OAH Distinguished Lecturer Profile

OAH Distinguished Lectureship program 40 years 1981-2021

Don H. Doyle

Portrait of Don H. Doyle

Don H. Doyle is a professor emeritus of history at the University of South Carolina and has retired to Folly Beach, SC. His The Cause of All Nations: An International History of America's Civil War (2014) moves beyond the familiar narrative of Civil War battlefields and homefront to view the conflict from abroad. He is also the author of Nations Divided: America, Italy, and the Southern Question (2002) and Faulkner's County: The Historical Roots of Yoknapatawpha (2000); the editor of Nationalism in the New World (2006), Secession as an International Phenomenon (2010), and American Civil Wars: The United States, Latin America, Europe, and the Crisis of the 1860s (2017); and a coeditor of The Transnational Significance of the American Civil War (2016).
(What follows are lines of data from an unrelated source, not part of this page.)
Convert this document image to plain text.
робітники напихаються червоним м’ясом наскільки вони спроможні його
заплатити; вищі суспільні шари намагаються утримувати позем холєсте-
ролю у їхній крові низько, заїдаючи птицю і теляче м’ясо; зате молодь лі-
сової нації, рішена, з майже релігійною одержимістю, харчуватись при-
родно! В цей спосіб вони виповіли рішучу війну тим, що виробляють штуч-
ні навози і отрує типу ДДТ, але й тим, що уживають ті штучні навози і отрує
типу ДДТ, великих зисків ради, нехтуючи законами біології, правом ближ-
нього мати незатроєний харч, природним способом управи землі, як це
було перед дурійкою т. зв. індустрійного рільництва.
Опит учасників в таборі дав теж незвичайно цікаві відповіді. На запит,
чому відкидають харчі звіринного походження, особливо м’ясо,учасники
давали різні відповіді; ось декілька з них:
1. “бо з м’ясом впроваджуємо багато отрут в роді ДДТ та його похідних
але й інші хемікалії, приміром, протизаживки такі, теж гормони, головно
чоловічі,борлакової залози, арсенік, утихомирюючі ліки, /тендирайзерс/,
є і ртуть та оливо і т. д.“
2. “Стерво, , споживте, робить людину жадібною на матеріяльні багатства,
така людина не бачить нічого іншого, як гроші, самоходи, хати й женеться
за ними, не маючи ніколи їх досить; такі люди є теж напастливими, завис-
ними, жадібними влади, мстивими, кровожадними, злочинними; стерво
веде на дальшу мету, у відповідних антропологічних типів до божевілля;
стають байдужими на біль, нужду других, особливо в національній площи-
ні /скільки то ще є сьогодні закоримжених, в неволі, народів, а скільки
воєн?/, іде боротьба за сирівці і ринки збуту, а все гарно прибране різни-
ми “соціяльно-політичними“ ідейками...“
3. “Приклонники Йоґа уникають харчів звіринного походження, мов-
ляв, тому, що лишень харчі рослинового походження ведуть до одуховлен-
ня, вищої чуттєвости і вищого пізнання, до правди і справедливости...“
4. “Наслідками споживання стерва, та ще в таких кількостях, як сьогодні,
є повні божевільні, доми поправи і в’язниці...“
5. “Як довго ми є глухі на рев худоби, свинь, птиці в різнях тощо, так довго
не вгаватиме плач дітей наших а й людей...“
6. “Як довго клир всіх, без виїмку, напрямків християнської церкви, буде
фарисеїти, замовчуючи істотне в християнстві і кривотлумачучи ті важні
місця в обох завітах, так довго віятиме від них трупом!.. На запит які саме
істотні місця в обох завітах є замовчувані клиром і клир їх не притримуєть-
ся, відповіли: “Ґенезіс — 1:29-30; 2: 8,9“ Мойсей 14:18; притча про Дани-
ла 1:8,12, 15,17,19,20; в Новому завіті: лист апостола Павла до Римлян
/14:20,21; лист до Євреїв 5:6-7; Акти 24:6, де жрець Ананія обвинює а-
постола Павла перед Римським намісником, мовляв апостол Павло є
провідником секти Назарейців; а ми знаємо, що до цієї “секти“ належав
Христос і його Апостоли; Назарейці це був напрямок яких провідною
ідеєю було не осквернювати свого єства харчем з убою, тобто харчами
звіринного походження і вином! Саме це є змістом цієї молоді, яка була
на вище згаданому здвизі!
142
He is currently writing Viva Lincoln, a sequel to The Cause of All Nations, dealing with the international history of the Reconstruction era.

Featured Lecture

OAH Lectures

Based on his book Faulkner’s County, Doyle examines the relationship between Faulkner’s apocryphal Yoknapatawpha County and the actual Lafayette County, Mississippi, and also explores some unexpected parallels between fictional and scholarly interpretations of the past.
The story of the Lincoln administration’s invitation in September 1861 to the Italian hero, Giuseppe Garibaldi, to command a Union Army and Garibaldi’s reply.
Half the nations of the modern day arrived in what we cheerfully call the “family of nations” through ugly political divorces, that involved violent rebellions, civil wars, foreign intervention. This lecture views the American Revolution and the American Civil War as major historical precedents on secession or separatism and its dangers.